Last year, another team of scientists from Zurich used neural networks to derive physical laws based on datasets. Their system, something like a robotic Kepler, re-opened the heliocentric model of the solar system, based on records of the location of the Sun and Mars in the sky visible from Earth, and also derived the law of conservation of moment from observations of collisions of spheres. Since physical laws can often be expressed in several ways, researchers are interested in whether this system can offer new, and perhaps simpler, ways of working with known laws.

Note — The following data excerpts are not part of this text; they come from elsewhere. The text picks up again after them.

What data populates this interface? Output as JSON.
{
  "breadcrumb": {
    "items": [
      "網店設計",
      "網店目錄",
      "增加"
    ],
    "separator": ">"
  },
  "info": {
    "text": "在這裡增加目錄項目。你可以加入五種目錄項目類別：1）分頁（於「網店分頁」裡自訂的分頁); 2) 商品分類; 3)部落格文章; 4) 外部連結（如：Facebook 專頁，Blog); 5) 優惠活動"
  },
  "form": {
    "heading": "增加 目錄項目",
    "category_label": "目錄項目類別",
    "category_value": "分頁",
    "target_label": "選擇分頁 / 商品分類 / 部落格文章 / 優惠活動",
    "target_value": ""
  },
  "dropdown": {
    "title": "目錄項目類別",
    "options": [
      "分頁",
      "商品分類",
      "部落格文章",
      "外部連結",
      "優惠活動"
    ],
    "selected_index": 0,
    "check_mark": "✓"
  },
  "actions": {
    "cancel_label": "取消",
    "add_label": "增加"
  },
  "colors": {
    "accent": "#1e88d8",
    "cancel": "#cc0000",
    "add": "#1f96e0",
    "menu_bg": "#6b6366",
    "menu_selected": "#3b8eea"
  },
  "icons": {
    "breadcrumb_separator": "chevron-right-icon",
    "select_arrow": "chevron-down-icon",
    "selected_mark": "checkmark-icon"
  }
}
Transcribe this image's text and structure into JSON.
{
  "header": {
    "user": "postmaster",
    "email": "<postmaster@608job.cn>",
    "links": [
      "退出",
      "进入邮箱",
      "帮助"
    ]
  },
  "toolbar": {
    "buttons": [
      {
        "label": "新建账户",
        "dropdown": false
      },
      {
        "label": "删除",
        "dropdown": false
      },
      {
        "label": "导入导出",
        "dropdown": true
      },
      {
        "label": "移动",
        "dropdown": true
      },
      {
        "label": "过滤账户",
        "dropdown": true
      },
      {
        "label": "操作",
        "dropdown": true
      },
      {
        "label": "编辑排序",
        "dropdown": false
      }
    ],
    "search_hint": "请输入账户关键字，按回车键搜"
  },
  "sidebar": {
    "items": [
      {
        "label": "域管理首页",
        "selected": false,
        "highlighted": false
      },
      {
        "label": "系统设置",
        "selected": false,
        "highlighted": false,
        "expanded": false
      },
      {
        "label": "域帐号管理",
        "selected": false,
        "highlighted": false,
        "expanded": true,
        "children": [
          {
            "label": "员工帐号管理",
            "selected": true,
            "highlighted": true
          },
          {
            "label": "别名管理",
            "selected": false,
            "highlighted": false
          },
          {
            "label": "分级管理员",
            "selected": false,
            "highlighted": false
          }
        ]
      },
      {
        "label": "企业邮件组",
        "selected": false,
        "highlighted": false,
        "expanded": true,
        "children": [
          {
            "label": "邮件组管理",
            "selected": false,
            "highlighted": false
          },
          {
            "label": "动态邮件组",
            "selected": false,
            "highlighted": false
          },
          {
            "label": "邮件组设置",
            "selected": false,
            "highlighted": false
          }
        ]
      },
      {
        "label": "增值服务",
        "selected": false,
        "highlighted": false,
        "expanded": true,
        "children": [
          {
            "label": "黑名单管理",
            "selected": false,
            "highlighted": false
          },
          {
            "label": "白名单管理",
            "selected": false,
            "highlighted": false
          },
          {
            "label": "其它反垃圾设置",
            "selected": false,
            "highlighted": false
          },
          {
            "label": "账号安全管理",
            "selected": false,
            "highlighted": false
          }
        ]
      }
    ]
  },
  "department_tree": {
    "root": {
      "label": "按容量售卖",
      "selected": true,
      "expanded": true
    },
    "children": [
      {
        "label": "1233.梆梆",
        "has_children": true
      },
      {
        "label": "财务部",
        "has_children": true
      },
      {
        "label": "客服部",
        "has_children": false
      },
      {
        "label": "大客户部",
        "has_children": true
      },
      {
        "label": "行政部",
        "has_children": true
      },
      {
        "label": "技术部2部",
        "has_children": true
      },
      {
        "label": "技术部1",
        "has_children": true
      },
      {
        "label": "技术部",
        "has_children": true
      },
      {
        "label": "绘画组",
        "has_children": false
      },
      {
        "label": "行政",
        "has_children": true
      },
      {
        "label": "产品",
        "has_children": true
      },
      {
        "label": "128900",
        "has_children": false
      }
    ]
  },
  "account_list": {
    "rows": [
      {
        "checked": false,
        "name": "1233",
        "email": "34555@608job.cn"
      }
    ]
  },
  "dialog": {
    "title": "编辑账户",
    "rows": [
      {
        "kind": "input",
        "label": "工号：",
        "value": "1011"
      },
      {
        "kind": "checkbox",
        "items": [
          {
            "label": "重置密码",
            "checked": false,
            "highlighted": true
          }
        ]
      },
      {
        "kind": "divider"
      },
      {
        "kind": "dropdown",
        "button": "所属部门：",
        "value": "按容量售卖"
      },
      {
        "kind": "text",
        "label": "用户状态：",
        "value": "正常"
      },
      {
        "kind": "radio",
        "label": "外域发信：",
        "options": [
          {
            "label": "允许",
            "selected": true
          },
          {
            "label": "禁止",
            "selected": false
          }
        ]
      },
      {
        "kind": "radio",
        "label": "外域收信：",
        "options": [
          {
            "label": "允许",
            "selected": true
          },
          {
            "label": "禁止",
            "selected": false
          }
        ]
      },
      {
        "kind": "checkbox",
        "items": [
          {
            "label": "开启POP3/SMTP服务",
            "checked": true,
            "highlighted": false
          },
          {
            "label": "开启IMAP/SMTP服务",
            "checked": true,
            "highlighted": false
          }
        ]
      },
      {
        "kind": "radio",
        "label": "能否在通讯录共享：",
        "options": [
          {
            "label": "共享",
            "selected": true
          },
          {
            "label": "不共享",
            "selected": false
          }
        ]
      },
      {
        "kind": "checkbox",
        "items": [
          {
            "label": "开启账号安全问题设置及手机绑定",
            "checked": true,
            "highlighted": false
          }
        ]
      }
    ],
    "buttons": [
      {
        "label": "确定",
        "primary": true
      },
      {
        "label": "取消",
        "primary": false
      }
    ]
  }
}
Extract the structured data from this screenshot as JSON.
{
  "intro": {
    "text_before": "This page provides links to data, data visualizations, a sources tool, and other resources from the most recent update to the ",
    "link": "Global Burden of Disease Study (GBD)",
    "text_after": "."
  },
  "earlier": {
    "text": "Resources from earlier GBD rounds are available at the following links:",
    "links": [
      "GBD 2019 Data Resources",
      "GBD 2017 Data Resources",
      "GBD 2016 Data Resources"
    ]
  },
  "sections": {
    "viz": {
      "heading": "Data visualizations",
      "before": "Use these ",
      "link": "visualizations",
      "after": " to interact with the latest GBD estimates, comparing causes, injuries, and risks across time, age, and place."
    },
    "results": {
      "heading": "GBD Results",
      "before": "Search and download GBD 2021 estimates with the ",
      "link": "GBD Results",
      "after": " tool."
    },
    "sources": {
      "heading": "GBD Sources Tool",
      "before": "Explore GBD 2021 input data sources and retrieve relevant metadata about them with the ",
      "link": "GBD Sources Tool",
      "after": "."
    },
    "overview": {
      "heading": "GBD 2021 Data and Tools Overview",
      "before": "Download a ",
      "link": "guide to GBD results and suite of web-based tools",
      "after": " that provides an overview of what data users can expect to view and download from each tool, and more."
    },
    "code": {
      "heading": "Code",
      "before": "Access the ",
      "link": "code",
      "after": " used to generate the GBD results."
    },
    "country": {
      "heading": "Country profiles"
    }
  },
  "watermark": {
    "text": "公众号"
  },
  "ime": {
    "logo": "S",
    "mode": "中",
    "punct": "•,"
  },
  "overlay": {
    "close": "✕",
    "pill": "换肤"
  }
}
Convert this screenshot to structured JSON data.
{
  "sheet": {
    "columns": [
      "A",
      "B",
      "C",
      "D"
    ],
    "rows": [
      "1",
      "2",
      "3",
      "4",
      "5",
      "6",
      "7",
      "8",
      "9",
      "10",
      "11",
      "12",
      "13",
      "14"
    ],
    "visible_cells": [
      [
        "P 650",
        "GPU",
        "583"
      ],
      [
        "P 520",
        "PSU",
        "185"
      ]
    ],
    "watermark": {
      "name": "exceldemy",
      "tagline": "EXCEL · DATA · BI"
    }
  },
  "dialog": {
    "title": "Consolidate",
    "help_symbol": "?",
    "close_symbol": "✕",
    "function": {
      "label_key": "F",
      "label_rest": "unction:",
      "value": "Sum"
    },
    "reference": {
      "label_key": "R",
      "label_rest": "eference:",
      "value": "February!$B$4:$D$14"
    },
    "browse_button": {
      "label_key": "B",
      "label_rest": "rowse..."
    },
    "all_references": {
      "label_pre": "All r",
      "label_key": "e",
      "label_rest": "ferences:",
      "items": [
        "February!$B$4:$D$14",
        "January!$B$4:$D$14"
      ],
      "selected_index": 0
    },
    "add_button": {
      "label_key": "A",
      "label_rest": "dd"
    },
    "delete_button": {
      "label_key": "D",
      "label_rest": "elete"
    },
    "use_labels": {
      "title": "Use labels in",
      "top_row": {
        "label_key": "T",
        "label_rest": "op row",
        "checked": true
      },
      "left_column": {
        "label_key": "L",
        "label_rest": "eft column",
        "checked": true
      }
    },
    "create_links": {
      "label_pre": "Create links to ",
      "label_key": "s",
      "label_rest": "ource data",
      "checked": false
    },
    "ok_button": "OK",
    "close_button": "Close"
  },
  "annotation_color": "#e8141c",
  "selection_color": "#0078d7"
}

All these are examples of how AI accelerates scientific discoveries, although in each case it can be argued how revolutionary the new approach was. Perhaps the most controversial will be the question of how much information can be obtained from data alone - an important issue in the era of vast, and constantly growing, mountains of data. In the 2018 book The Book of Why, computer science specialist Jadi Pearl and popular science writer Dana Mackenzie suggest that the data is "incredibly stupid." Questions about cause-effect relationships "are never answered on the basis of data," they write. “Every time, seeing a work or study analyzing data without taking into account models, one can be sure that the output of this work summarizes, and possibly transforms, but does not interpret the data.” Shavinski sympathizes with Pearl’s position, but describes the idea of ​​working only with data, as something like a “little man of dashes”. He said that he had never stated the possibility of deriving causes and effects from the data. "I just said that we can do much more with the data than it usually does."

Another common argument is that science needs creativity, and, at least for the time being, we don’t have any idea how to program it. A simple enumeration of all the possibilities, as Cronin's robot chemist did, does not look particularly creative. “I think that in order to come up with a theory, logical constructions, creativity is required,” said Polsterer. “Every time you need creativity, you need a man.” And where does creativity come from? Polsterer suspects that it is associated with boredom - the fact that, according to him, the machine is not given to test. “To be creative, one must not like boredom. And I don’t think the computer will ever get bored. ” On the other hand, words like “creativity” and “inspiration” are often used to describe programs such as Deep Blue and AlphaGo. And vain attempts to describe what is happening inside the machine mind, are very similar to the difficulties that we face, studying our own thinking processes.

Shavinsky recently left academia for the commercial sector; He now runs a startup Modulos, where many scientists from a Swiss technical institute work, and, according to their website, “work in the eye of an AI development and machine learning project.” Whatever obstacles lie between modern AI and full-fledged artificial intelligence, he and other experts believe that the machines are destined to do more and more work of scientists. Whether there is a limit, we just have to find out.

“Will it be possible in the foreseeable future to create a machine capable of making discoveries in physics or mathematics that the smartest of living people who use biological equipment are not capable of? - thinks Shavinsky. - Will the science of the future be developed thanks to machines operating at a level inaccessible to us? I dont know. This is a good question".